1. Field of the Invention
The present invention relates to a rotating electric machine for use onboard a motor vehicle.
2. Description of the Background Art
Batteries equipped onboard a motor vehicle typically supply a terminal voltage of 14 V or less. During power running of the vehicle performed with the assistance of an automotive rotating electric machine (i.e., an automotive motor), such as at engine restart from idle stop or during engine-assist operation of the vehicle, this type of battery is not able to provide a sufficient output torque due to low output voltage. Particularly at engine restart from idle stop, in which the engine once shut off at a vehicle stop is restarted by running the vehicle by only the onboard motor which works as a starter motor, the motor should preferably produce a greater starting torque. A greater motor torque is also needed for performing the engine-assist operation to give extra power in high-speed ranges.
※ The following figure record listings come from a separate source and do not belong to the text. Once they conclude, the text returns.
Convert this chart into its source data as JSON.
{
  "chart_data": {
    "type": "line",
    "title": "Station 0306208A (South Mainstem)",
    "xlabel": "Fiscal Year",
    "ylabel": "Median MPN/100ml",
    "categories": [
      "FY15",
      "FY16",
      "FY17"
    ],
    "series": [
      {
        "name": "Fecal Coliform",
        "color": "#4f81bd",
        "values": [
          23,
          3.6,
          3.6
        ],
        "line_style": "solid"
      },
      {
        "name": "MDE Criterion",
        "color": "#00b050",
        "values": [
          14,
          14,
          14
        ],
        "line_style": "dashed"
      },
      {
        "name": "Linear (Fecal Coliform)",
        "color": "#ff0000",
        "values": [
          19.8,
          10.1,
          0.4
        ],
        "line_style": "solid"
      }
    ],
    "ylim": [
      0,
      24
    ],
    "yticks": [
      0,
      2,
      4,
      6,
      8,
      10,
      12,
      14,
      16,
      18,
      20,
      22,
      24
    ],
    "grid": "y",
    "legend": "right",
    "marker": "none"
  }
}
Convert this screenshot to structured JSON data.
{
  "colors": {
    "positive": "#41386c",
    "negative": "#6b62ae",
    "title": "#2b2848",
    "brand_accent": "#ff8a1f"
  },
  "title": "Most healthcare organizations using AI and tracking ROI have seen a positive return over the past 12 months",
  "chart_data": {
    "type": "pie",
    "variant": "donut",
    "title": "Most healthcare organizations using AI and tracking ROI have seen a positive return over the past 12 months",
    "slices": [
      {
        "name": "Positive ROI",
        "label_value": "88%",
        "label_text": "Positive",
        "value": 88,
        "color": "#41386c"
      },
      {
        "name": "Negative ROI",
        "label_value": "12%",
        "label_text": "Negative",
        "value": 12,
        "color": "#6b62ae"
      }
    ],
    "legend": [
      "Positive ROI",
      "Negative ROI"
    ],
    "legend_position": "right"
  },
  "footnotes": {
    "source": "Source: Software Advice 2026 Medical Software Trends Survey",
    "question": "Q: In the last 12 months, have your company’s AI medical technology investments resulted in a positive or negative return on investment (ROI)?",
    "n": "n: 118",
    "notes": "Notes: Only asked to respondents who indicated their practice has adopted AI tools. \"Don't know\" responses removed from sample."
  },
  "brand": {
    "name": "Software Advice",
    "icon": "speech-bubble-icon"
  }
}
Generally, it is necessary for a low-voltage driving system to flow a larger electric current for producing greater output power. However, the amount of electric current that can be flowed through the driving system is more or less limited due to heat generation and reliability of components used in an inverter.
Additionally, in an electric driving system, a voltage drop equivalent to the product of electric current and resistance causes an energy loss in the form of Joule heat, and a torque-generating voltage expressed by the product of effective magnetic flux and motor speed decreases by an amount corresponding to this voltage drop. This means that if the terminal-to-terminal resistance of each armature coil of the automotive motor increases, the effective magnetic flux decreases by a corresponding amount, making it necessary to perform field-weakening control. A low-voltage driving system is already in a voltage saturation range (field-weakening range) from a certain point in a low-speed range and, thus, a sufficient torque is not obtained in a high-speed range in which the motor speed is relatively high (typically 300 rpm or above). Here, the voltage saturation range is a range in which the motor is controlled by field-weakening control operation by flowing a negative d-axis current Id as a voltage induced by a combination of field flux and armature flux exceeds a terminal voltage in this range. Although it is possible to increase the starting torque produced by the motor by increasing the number of turns of armature coils, electric resistance of each armature coil increases with an increase in the number of turns thereof, resulting in a reduction in the torque obtained in the high-speed range (hereinafter referred to as the high-speed torque). Conversely, if the resistance of each armature coil is reduced by decreasing the number of turns thereof, a desired level of starting torque would not be obtained.
As the conventional automotive motor is thus configured, it is difficult to obtain both a starting torque characteristic required at engine restart and a high-speed torque characteristic required in the voltage saturation range.